Double barrel .50 caliber (13mm) howdah pistol made in Germany

Breech of the same pistol open for loading. This particular weapon was made for a left-handed user

The howdah pistol was a large-calibre handgun, often with two or four barrels, used in India and Africa from the beginning of the nineteenth century, and into the early twentieth century, during the period of British Colonial rule. It was typically intended for defence against tigerslions, and other dangerous animals that might be encountered in remote areas. Multi-barreled breech-loading designs were later favoured over the original muzzle-loading designs for Howdah pistols, because they offered faster reloading than was possible with contemporary revolvers,[1]which had to be loaded and unloaded through a gate in the side of the frame.
The term “howdah pistol” comes from the howdah, a large platform mounted on the back of an elephant. Hunters, especially during the period of the British Raj in India, used howdahs as a platform for hunting wild animals and needed large-calibre side-arms for protection from animal attacks.[2] The practice of hunting from the howdah basket on top of an Asian elephant was first made popular by the joint Anglo-Indian East India Company during the 1790s. These earliest howdah pistols were flintlock designs, and it was not until about 60 years later percussion models in single or double barrel configuration were seen. By the 1890s and early 1900s cartridge-firing and fully rifled howdah pistols were in normal, everyday use.

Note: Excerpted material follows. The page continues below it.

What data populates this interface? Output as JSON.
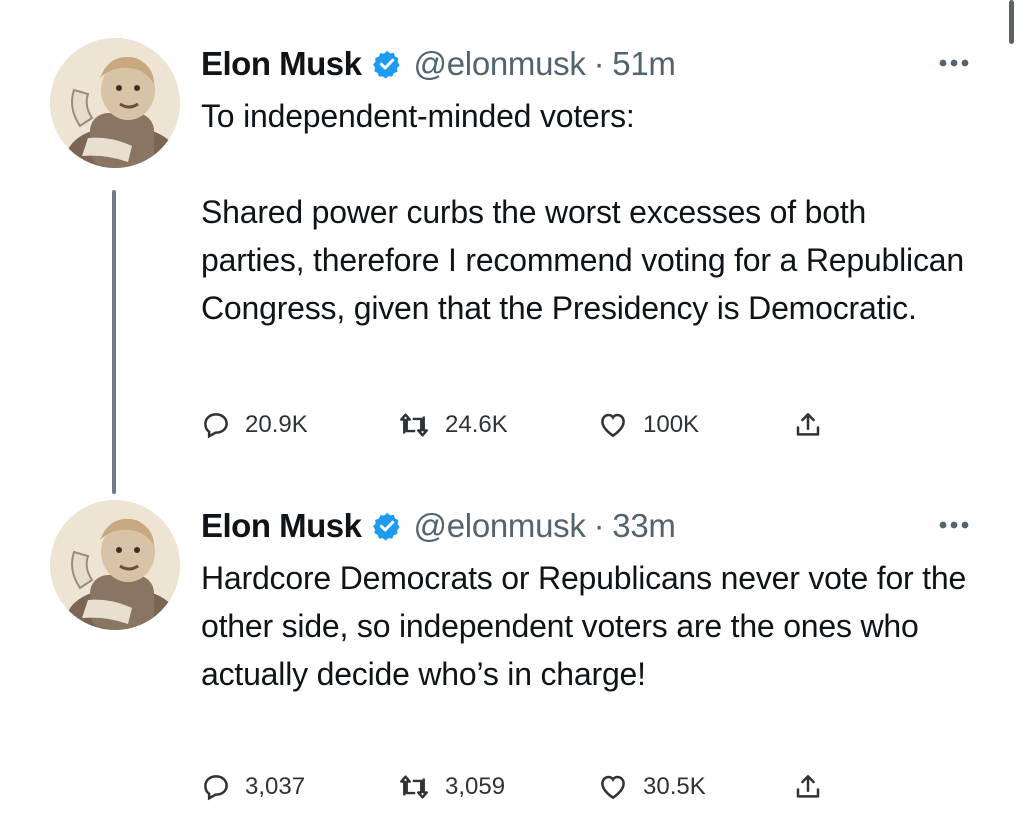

The first breech-loading howdah pistols were little more than sawn-off rifles,[2]typically in .577 Snider[3] or .577/450 Martini–Henry calibre. Later English firearms makers manufactured specially-designed howdah pistols[3] in both rifle calibres and more conventional handgun calibres such as .455 Webley and .476 Enfield.[2]As a result, the term “howdah pistol” is often applied to a number of English multi-barrelled handguns such as the Lancaster pistol (available in a variety of calibres from .380″ to .577″),[4] and various .577 calibre revolvers produced in England and Europe for a brief time in the mid-late 19th century.[5]
Even though howdah pistols were designed for emergency defense from dangerous animals in Africa and India, British officers adopted them for personal protection in other far-flung outposts of the British Empire.[3] By the late 19th century, top-break revolvers in more practical calibres (such as .455 Webley) had become widespread,[3] removing much of the traditional market for howdah pistols.
Modern reproductions are available from Italian gun maker Pedersoli in .577 and .50 calibers, as well as in 20 bore.